フランス、パリ。葬儀の列が、ゆっくりと公園の中を進んでいる。喪主は、亭主を亡くしたポーレット(シャーリー・マクレーン)。その横にはジャン(ピーター・セラーズ)が、寄り添っていた。彼は、実は、初めて会ったときから好きだったと告白。
困惑するポーレットに、田舎に買った家で、一緒に過そうと続けた。
更に困惑する彼女だったが・・・
パリを舞台に7タイプの女性を描く艶笑喜劇。
上記に書いたストーリィは第一話。その後、亭主の浮気現場に直面した妻が、逃げだして街娼に慰められる第二話。
国際会議で美人通訳を口説こうとするイタリア人とスコットランド人に降りかかる一晩の出来事を描くのが第三話。

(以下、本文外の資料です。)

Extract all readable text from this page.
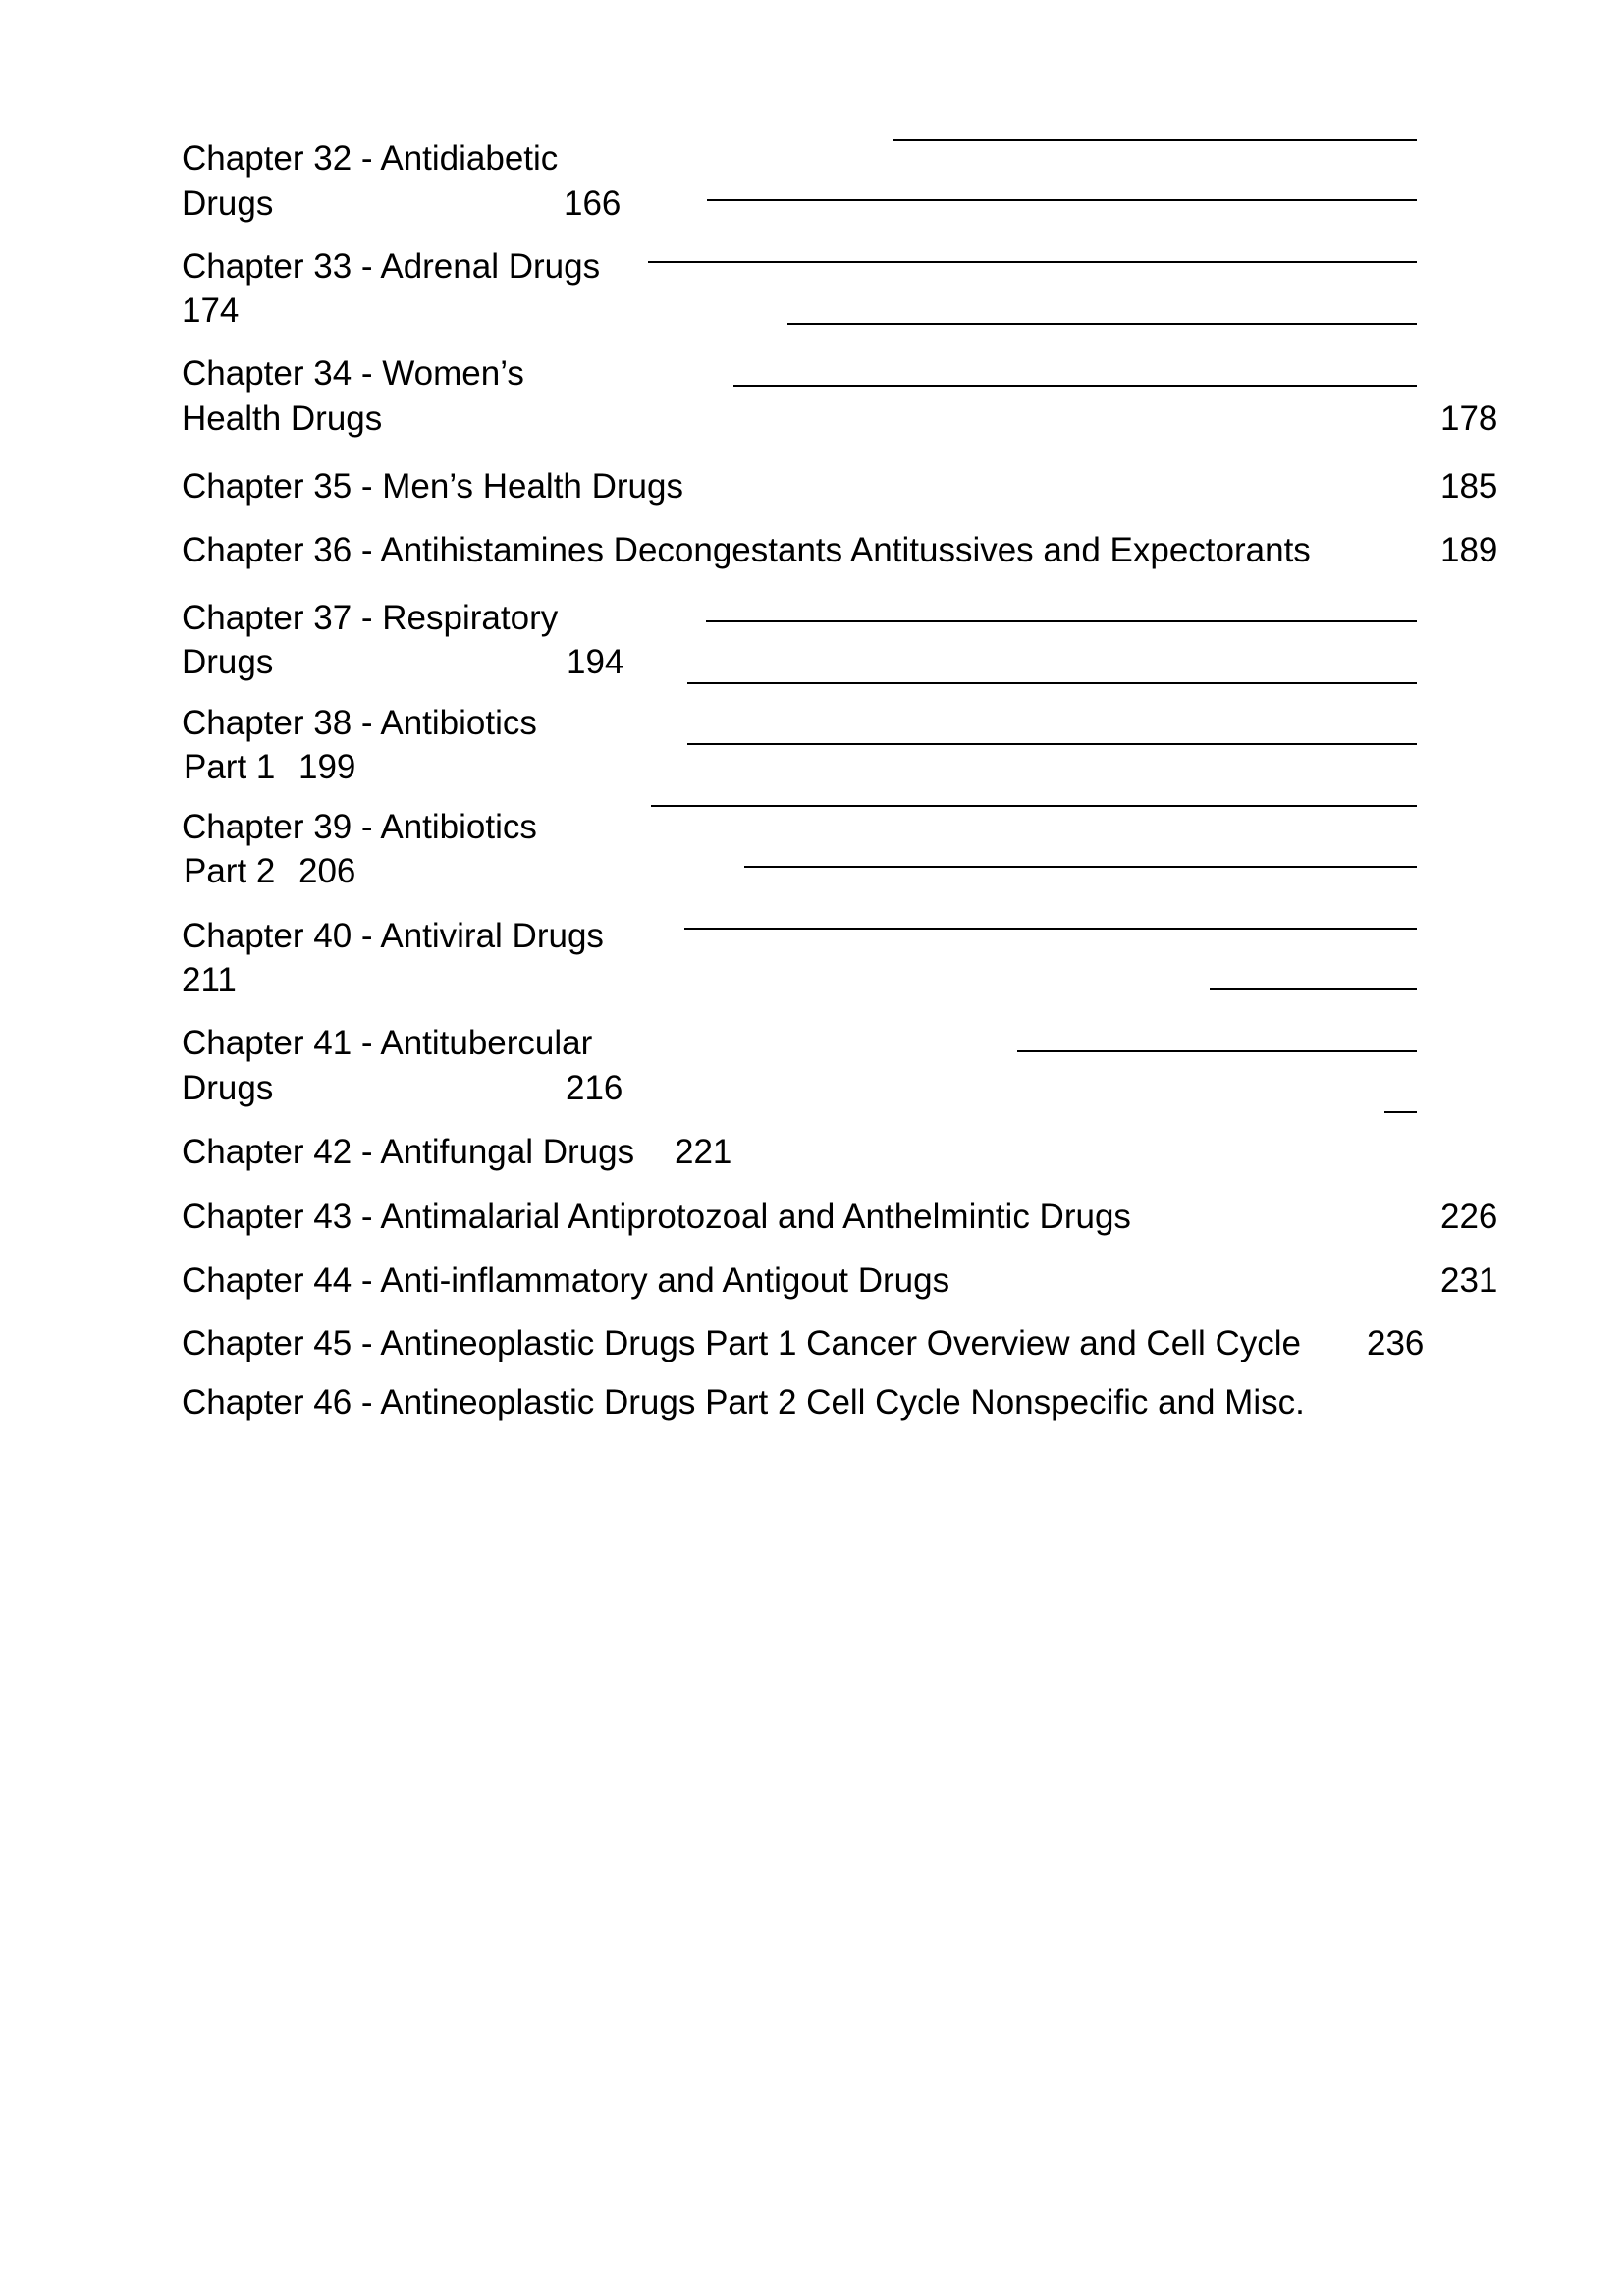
Chapter 32 - Antidiabetic
Drugs	166
Chapter 33 - Adrenal Drugs
174
Chapter 34 - Women’s
Health Drugs	178
Chapter 35 - Men’s Health Drugs	185
Chapter 36 - Antihistamines Decongestants Antitussives and Expectorants	189
Chapter 37 - Respiratory
Drugs	194
Chapter 38 - Antibiotics
Part 1 199
Chapter 39 - Antibiotics
Part 2 206
Chapter 40 - Antiviral Drugs
211
Chapter 41 - Antitubercular
Drugs	216
Chapter 42 - Antifungal Drugs 221
Chapter 43 - Antimalarial Antiprotozoal and Anthelmintic Drugs	226
Chapter 44 - Anti-inflammatory and Antigout Drugs	231
Chapter 45 - Antineoplastic Drugs Part 1 Cancer Overview and Cell Cycle 236
Chapter 46 - Antineoplastic Drugs Part 2 Cell Cycle Nonspecific and Misc.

第四話は、人気小説家の地味な妻が、最近、仕事に没頭して相手をしてくれないので、ある行動にでる。
第五話が、社交界の花形夫人が、ライバルである夫人が、自分と同じデザインのドレスでオペラ観劇にでると知って一計を案じる。
安ホテルの一室で、心中を図る不倫カップルが、心中方法で揉めだす、第六話。
最後が、見知らぬハンサムな青年に尾けられる二人の人妻が、どちらがタイプでナンパ目的か賭けようと別々に歩きだすオハナシ。
その総ての話の主人公をシャーリー・マクレーンが演じる。髪の色や長さを変えたりして熱演である。共演陣もかなり豪華である。
ただし、成功作かというと疑問符がつくのだが。それは、すべての舞台がパリなのだが、全編英語の台詞であり、共演者がフランス、イギリス、イタリアと国際色豊か過ぎて、しかもヘンな英語の訛りで、一体、どの国の人間か解らず、混乱することなどが挙げられる。
マクレーンも当時としてはかなり大胆なヌードを披露したりと、寓話ごとに変化を持たせようとしているが、それでも、さすがに7役ともなると限界がある。
しかもどう見てもマクレーンがフランス女というイメージが湧かないのが一番の難点。
そして、そんな違和感を増幅させるのは監督のヴィットリオ・デ・シーカと脚本のチャザーレ・ザヴァティーニがイタリア人であるという点。
かなり国際色豊か過ぎて、どうして全話の背景がパリであるのかという必要性が感じられないのだ。
ただ、当然面白いエピソードもあり、共演陣も心中相手を演じたアラン・アーキンや、最終話のストーカー青年を演じたマイケル・ケインなど、そもそもの登場時間が短いのに、強く印象に残る演技を披露したりしている。
考えようによっては、余計な場面を挿入して、やたらと上映時間を長く感じさせる大作より、飽きる前に次々と内容が変化するので、一本で数本分の楽しみがある。
その点では、本作以前に同じようにオムニバス映画として、「昨日・今日・明日」(1963)を作ったデ・シーカ監督。全挿話でなく、何本か自分のお気に入りを見出し、その中に、緩急の付いたイタリア人としてのヴェテランの味が楽しめるといった作品。